Hey Mac, Can You Burn a DVD?

Just because Apple is making a DVD burner available with its new high-end PowerBook doesn't mean you'll be able to make illegal copies of Hollywood movies. By Paul Boutin.

Apple announced the addition of a DVD burner to its Titanium PowerBook portable computer on Wednesday.

The burning question: Will consumers who burn billions of audio CDs a year use the new portables to bootleg Hollywood movies?

The answer: Probably not.

Even the Motion Picture Association of America doesn't seem too worried about it.

"The reason we're not particularly jumping up and down is we're spending a great deal of time in private forums with the people offering these products," said Scott Dinsdale, the MPAA's executive vice president of digital strategy.

Dinsdale acknowledged that MPAA officials had been in talks with Apple prior to its release of its SuperDrive, which burns DVDs as well as CDs. "We talk to everybody," he said.

New notebooks from Sony and Toshiba also sport DVD-R drives.

One result of those talks: The DVD drives in the new laptops are different than those used to stamp out mass-market movie discs, and will not burn bit-for-bit copies of them. Most releases today come on dual-layer discs, which are impossible to replicate exactly using the single-layer DVD-R drives sold to consumers.
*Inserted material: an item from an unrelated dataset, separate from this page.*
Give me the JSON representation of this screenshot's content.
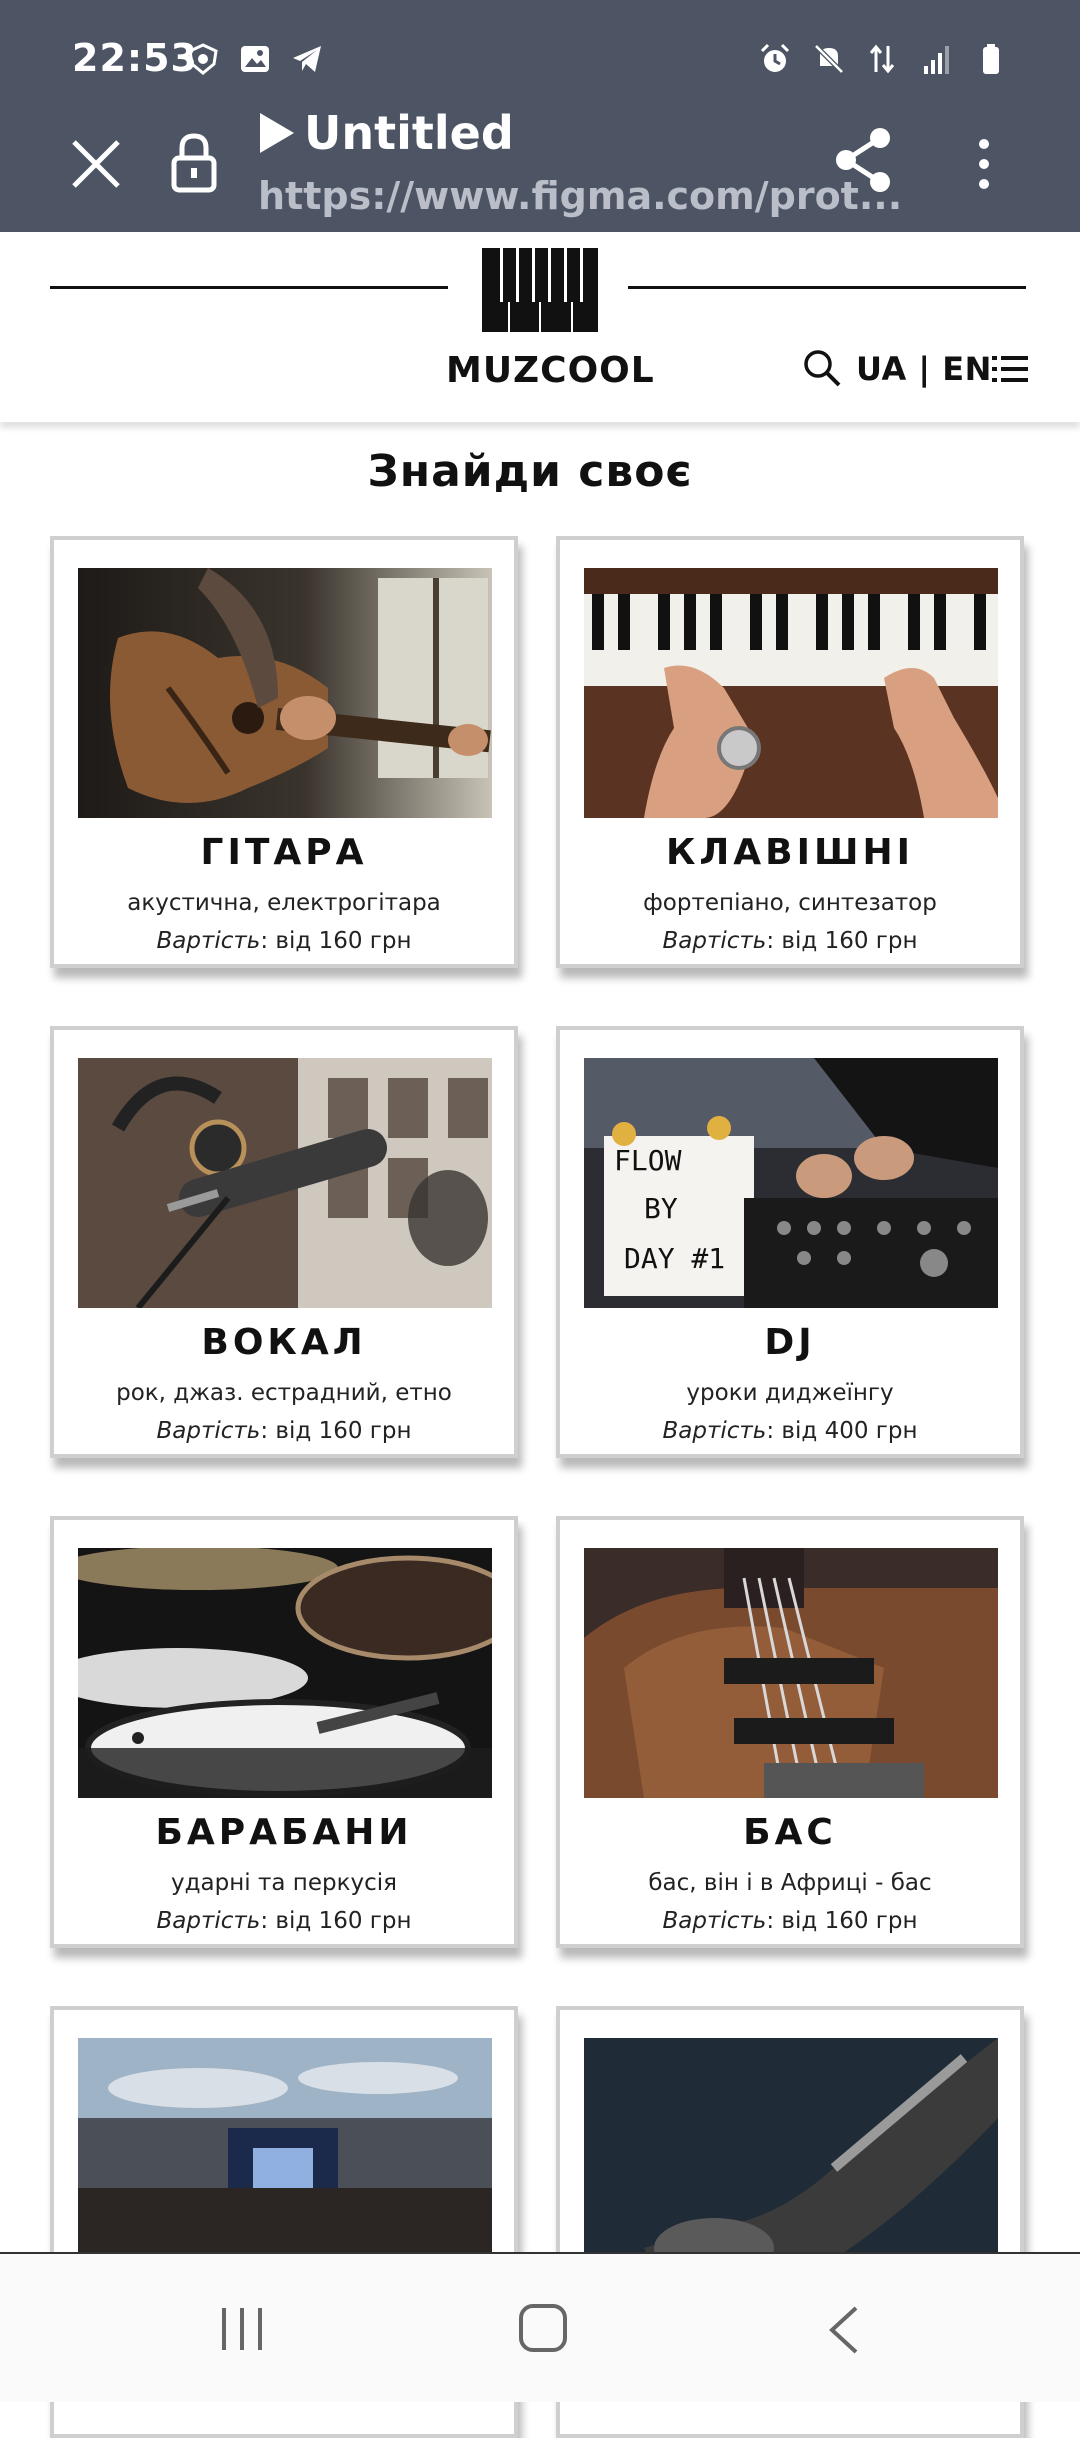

"There are probably home users out there who buy DVD recorders thinking they're going to copy movies, only to find that they can't," said Mark Ely, who heads the desktop products group for Sonic Solutions in Novato, California, maker of MyDVD authoring software.

Both technical and business sources said when it comes to preventing piracy, the movie industry has learned from mistakes made by the music biz in terms of technology, availability and pricing.

"There was no concept of Napster or playing CDs on PCs when the format was defined," Ely said. "As a result, they've got a format that's inherently unprotected, but they don't want to stop selling discs. That kind of conundrum informed the MPAA when the DVD format was being developed."

Besides better -– or at least more challenging -- copy protection, Dinsdale said the movie industry would rely on competitive pricing and a variety of formats to discourage DVD piracy.

"If you offer the consumers enough sense of choice, they're less likely to feel they need to do something rash to snag it on their own," he said.

Programmers who claimed to have cracked and copied DVD said that while they felt no guilt about duplicating Hollywood's products, they rarely bothered to spend the two or more hours necessary to do so.

"Dude, it's $12 to buy it," one said. "The soundtrack album is $18. What does that tell you?"